Bandara and Yu (2003) regard NAFTA and EU as the two biggest partners of South Asian countries and that these will gain from the welfare activities brought into place by the SAFTA thus bringing about better integration among the western and eastern trading systems. Albertin (2008), however, believes that regionalism increases transaction costs such as currency changes, search/information costs and bargaining costs, crucially affecting the incentives for multilateralism, causing infeasibility, as policymakers may prefer the RTA to multilateral FTAs.
This could pose as a stumbling block on the integration of regional economies into the multilateral system. Hence, the argument remains divided on this issue; however, the outcome seems to depend on policymakers as to how they balance between preferential and multilateral systems. 6. Conclusion Overall, it seems that the SAFTA has neutral implications on global trade, positive implications of global investment, neutral implications on production efficiency and neutral implications on better integration with the multilateral system.
It seems that the SAFTA will not be a major turning point for emerging South Asian economies such as India, as Rodriguez-Delgado (2007) points that trade agreements with NAFTA, EU or ASEAN would generate higher trade flows than SAFTA. However, for smaller countries such as Bhutan and Nepal regional trade is the main channel. A lot of the benefits of the SAFTA also depend on the political disputes such as between India and Pakistan, which have, in the past severely hampered the progress of SAARC and SAPTA (Bandara and Yu, 2003; Jain, 1999).

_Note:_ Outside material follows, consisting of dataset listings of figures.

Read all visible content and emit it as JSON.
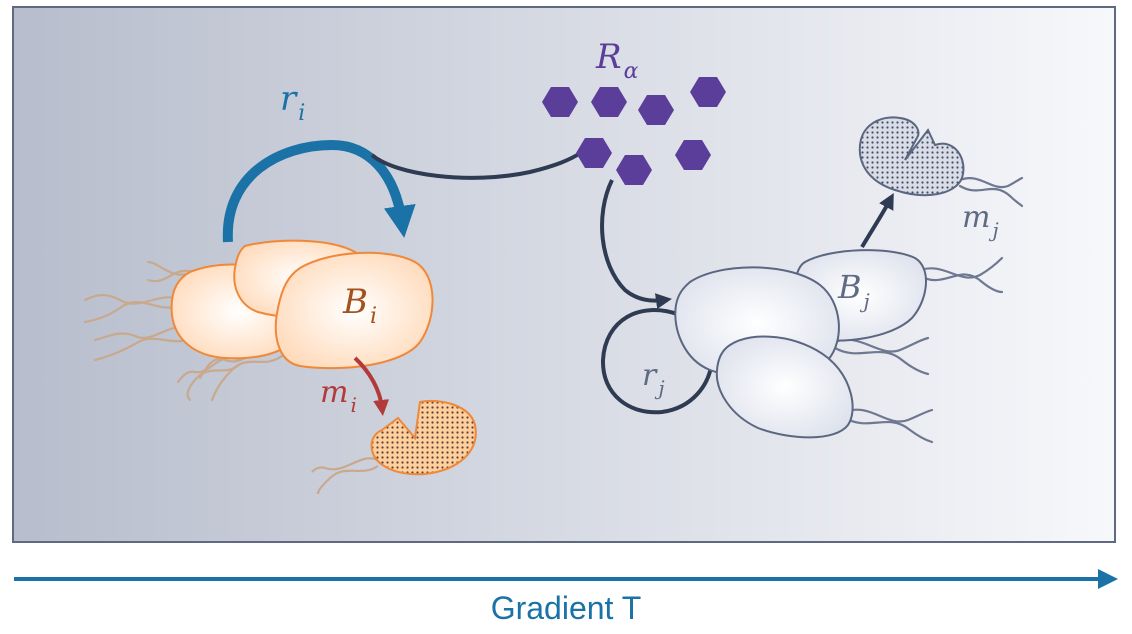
{
  "labels": {
    "resource": "R",
    "resource_sub": "α",
    "growth_i": "r",
    "growth_i_sub": "i",
    "biomass_i": "B",
    "biomass_i_sub": "i",
    "mortality_i": "m",
    "mortality_i_sub": "i",
    "growth_j": "r",
    "growth_j_sub": "j",
    "biomass_j": "B",
    "biomass_j_sub": "j",
    "mortality_j": "m",
    "mortality_j_sub": "j"
  },
  "axis": {
    "label": "Gradient T"
  },
  "colors": {
    "panel_left": "#b7bdcc",
    "panel_right": "#f7f8fb",
    "panel_border": "#5f6a82",
    "orange_fill": "#ffe6cf",
    "orange_stroke": "#f0883a",
    "orange_text": "#a3521e",
    "blue_arrow": "#1a72a6",
    "red_arrow": "#b33a3a",
    "resource_purple": "#5b3d9a",
    "gray_fill": "#eceef5",
    "gray_stroke": "#5b6680",
    "gray_text": "#606a82",
    "dark_arrow": "#2e3b52"
  }
}
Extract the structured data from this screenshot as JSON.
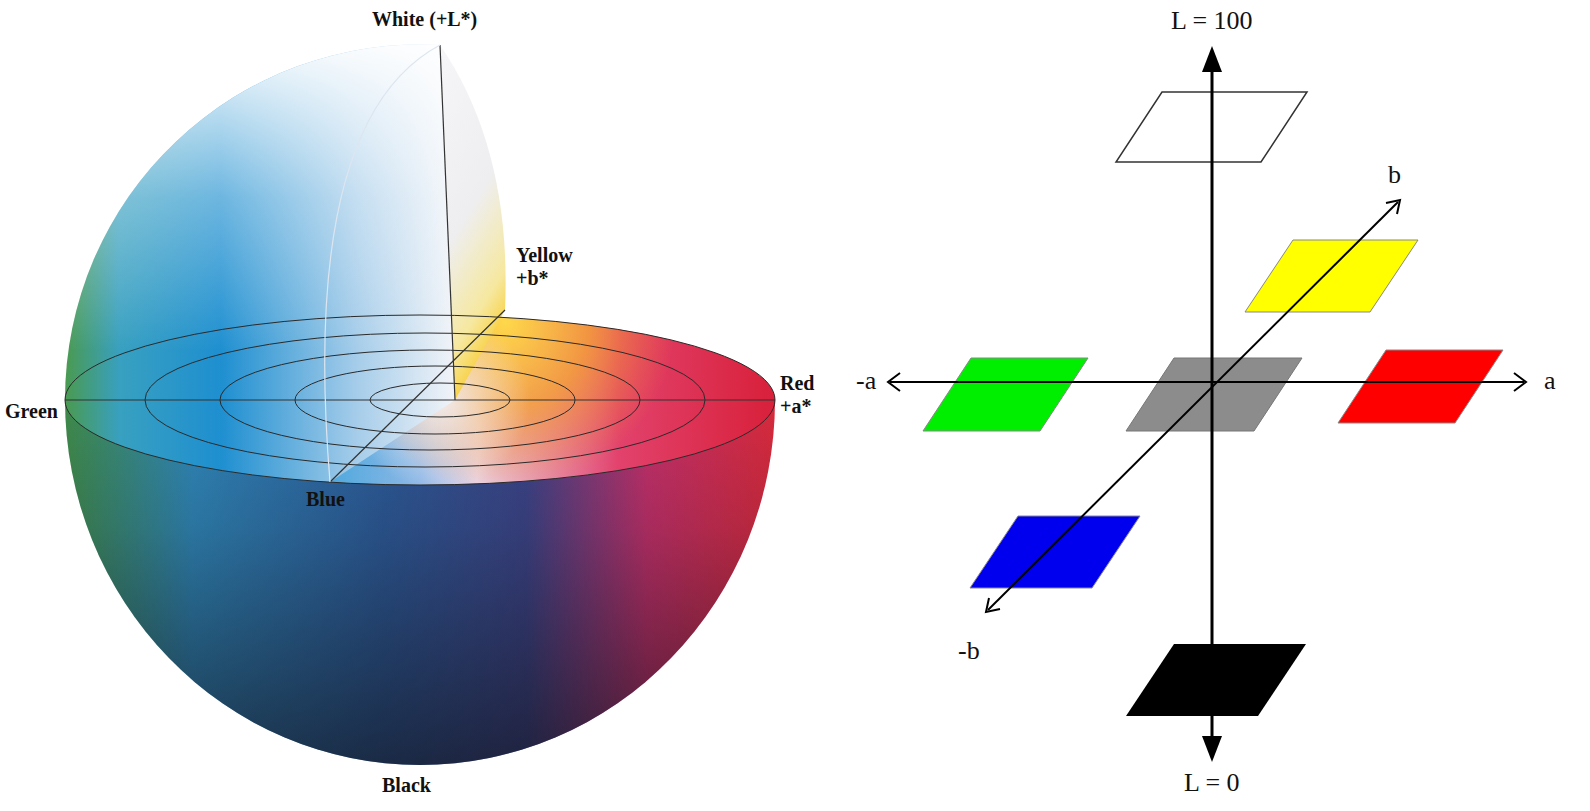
{
  "diagram": {
    "labels": [
      "White (+L*)",
      "Yellow +b*",
      "Red +a*",
      "Green",
      "Blue",
      "Black",
      "L = 100",
      "b",
      "-a",
      "a",
      "-b",
      "L = 0"
    ]
  }
}
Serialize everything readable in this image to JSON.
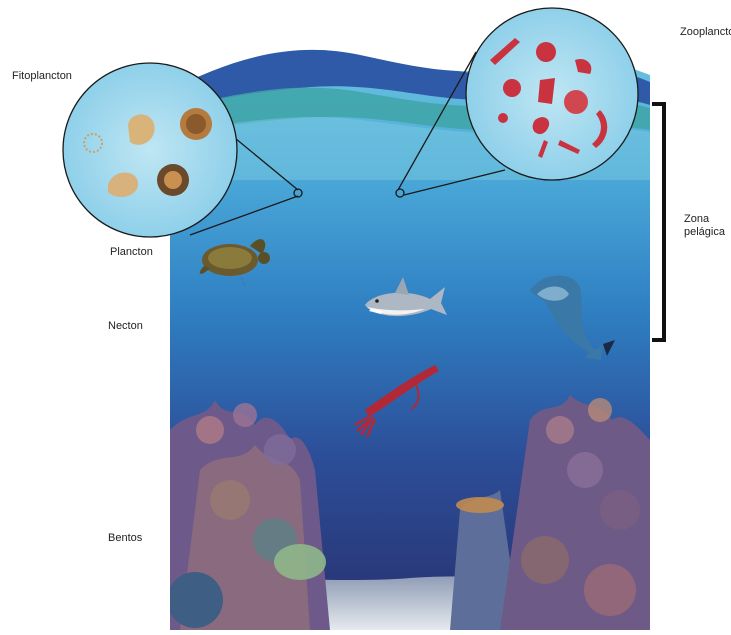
{
  "labels": {
    "fitoplancton": "Fitoplancton",
    "zooplancton": "Zooplancton",
    "plancton": "Plancton",
    "necton": "Necton",
    "bentos": "Bentos",
    "zona_pelagica_line1": "Zona",
    "zona_pelagica_line2": "pelágica"
  },
  "colors": {
    "ocean_top": "#4fb3d6",
    "ocean_mid": "#2a7fc0",
    "ocean_deep": "#2b3f86",
    "wave_dark": "#2f5aa8",
    "wave_teal": "#3fa5a8",
    "sand": "#cfd6dd",
    "bracket": "#111111",
    "zooplankton": "#c8333f",
    "phytoplankton": "#c9a06a"
  },
  "icons": [
    "sea-turtle-icon",
    "shark-icon",
    "dolphin-icon",
    "squid-icon",
    "coral-icon"
  ]
}
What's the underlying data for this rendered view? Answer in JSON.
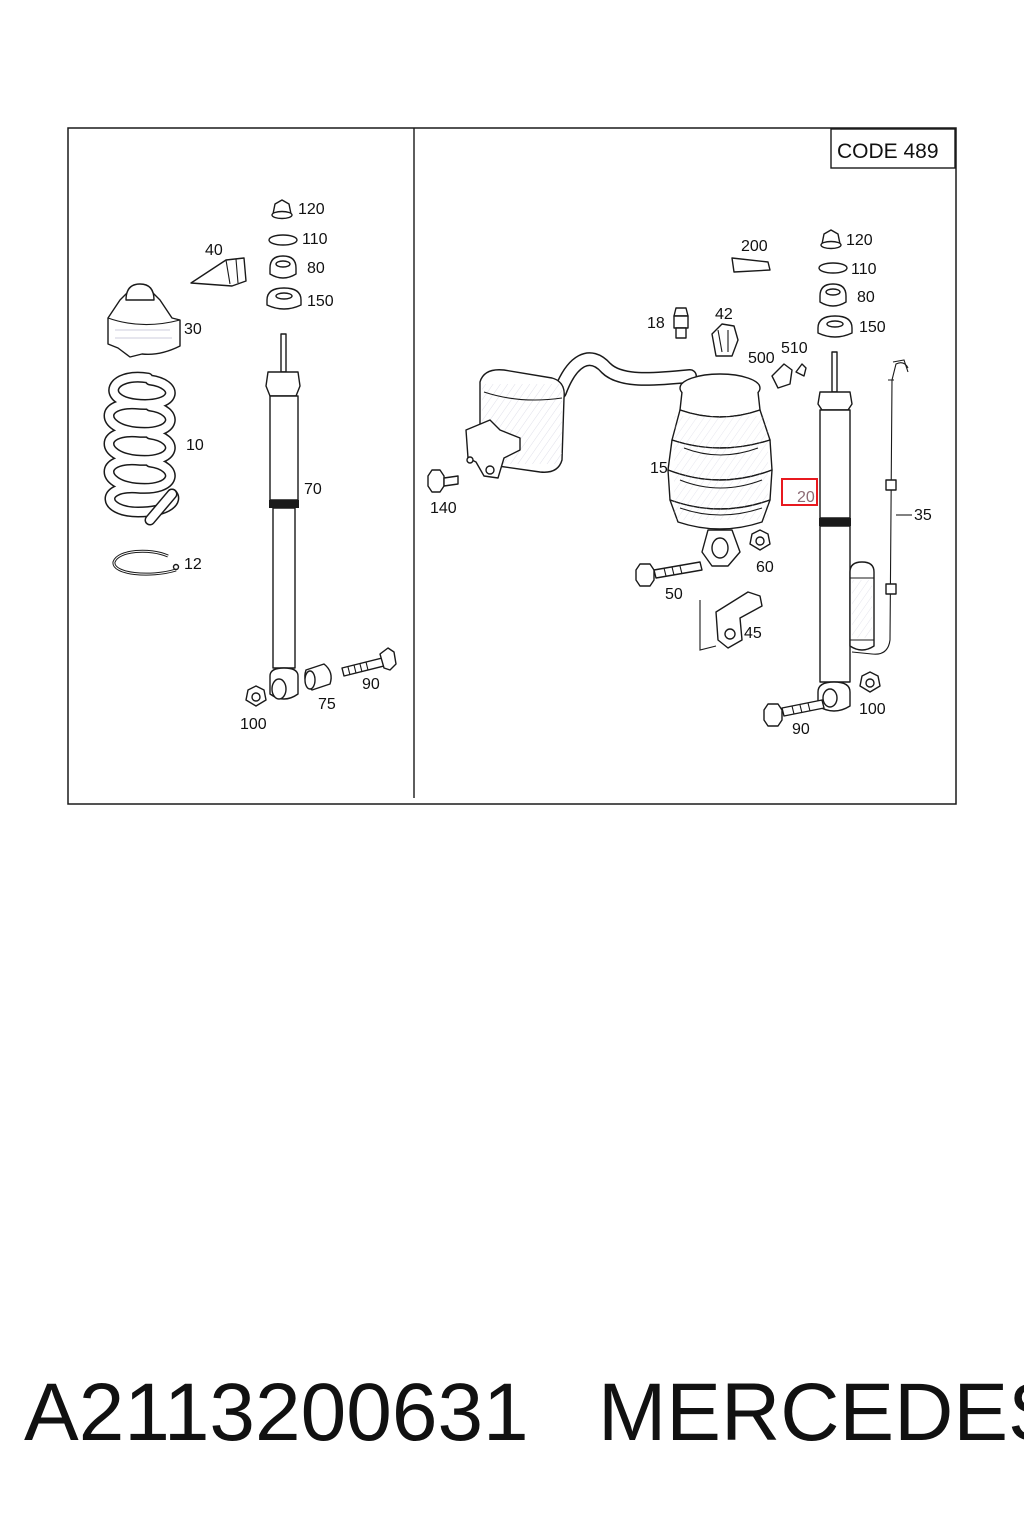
{
  "diagram": {
    "code_label": "CODE 489",
    "highlight_color": "#e8191f",
    "left_panel": {
      "labels": [
        "120",
        "110",
        "80",
        "150",
        "40",
        "30",
        "10",
        "70",
        "12",
        "90",
        "75",
        "100"
      ]
    },
    "right_panel": {
      "labels": [
        "200",
        "120",
        "110",
        "80",
        "150",
        "18",
        "42",
        "500",
        "510",
        "15",
        "140",
        "20",
        "35",
        "60",
        "50",
        "45",
        "100",
        "90"
      ],
      "highlighted_label": "20"
    }
  },
  "footer": {
    "part_number": "A2113200631",
    "brand": "MERCEDES"
  }
}
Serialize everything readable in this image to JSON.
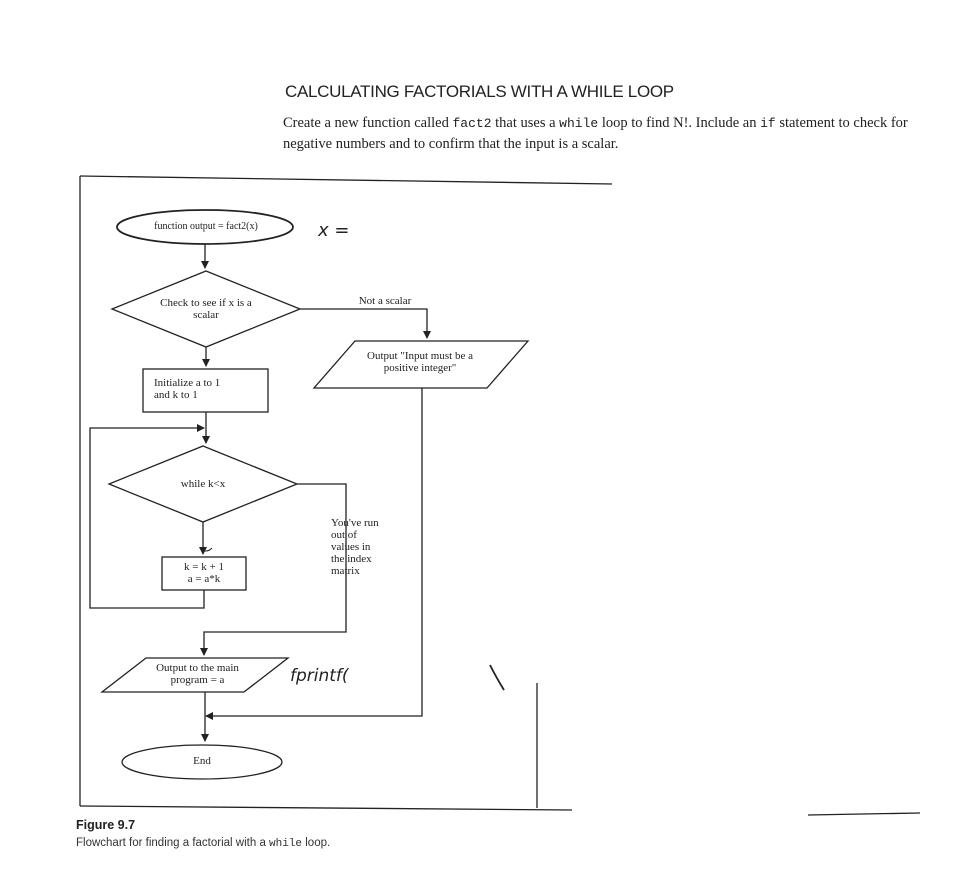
{
  "heading": "CALCULATING FACTORIALS WITH A WHILE LOOP",
  "intro": {
    "p1": "Create a new function called ",
    "code1": "fact2",
    "p2": " that uses a ",
    "code2": "while",
    "p3": " loop to find N!. Include an ",
    "code3": "if",
    "p4": " statement to check for negative numbers and to confirm that the input is a scalar."
  },
  "flowchart": {
    "start": "function output = fact2(x)",
    "check_line1": "Check to see if x is a",
    "check_line2": "scalar",
    "not_scalar": "Not a scalar",
    "error_line1": "Output \"Input must be a",
    "error_line2": "positive integer\"",
    "init_line1": "Initialize a to 1",
    "init_line2": "and k to 1",
    "while": "while k<x",
    "body_line1": "k = k + 1",
    "body_line2": "a = a*k",
    "exit_label": [
      "You've run",
      "out of",
      "values in",
      "the index",
      "matrix"
    ],
    "output_line1": "Output to the main",
    "output_line2": "program = a",
    "end": "End"
  },
  "handwriting": {
    "x_note": "x =",
    "fprintf_note": "fprintf(",
    "paren_mark": "\\"
  },
  "figure": {
    "title": "Figure 9.7",
    "caption_pre": "Flowchart for finding a factorial with a ",
    "caption_code": "while",
    "caption_post": " loop."
  }
}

Small countries can lose or gain marginally and big countries such as India are likely to be significant winners, however, these countries should make sure smaller and under-developed countries also gain from the FTA. In essence, SAPTA and SAFTA should help member countries engage in better unilateral liberalisation (Srinivasan, 1998) and keep the momentum of liberalisation going for better economic development of the region.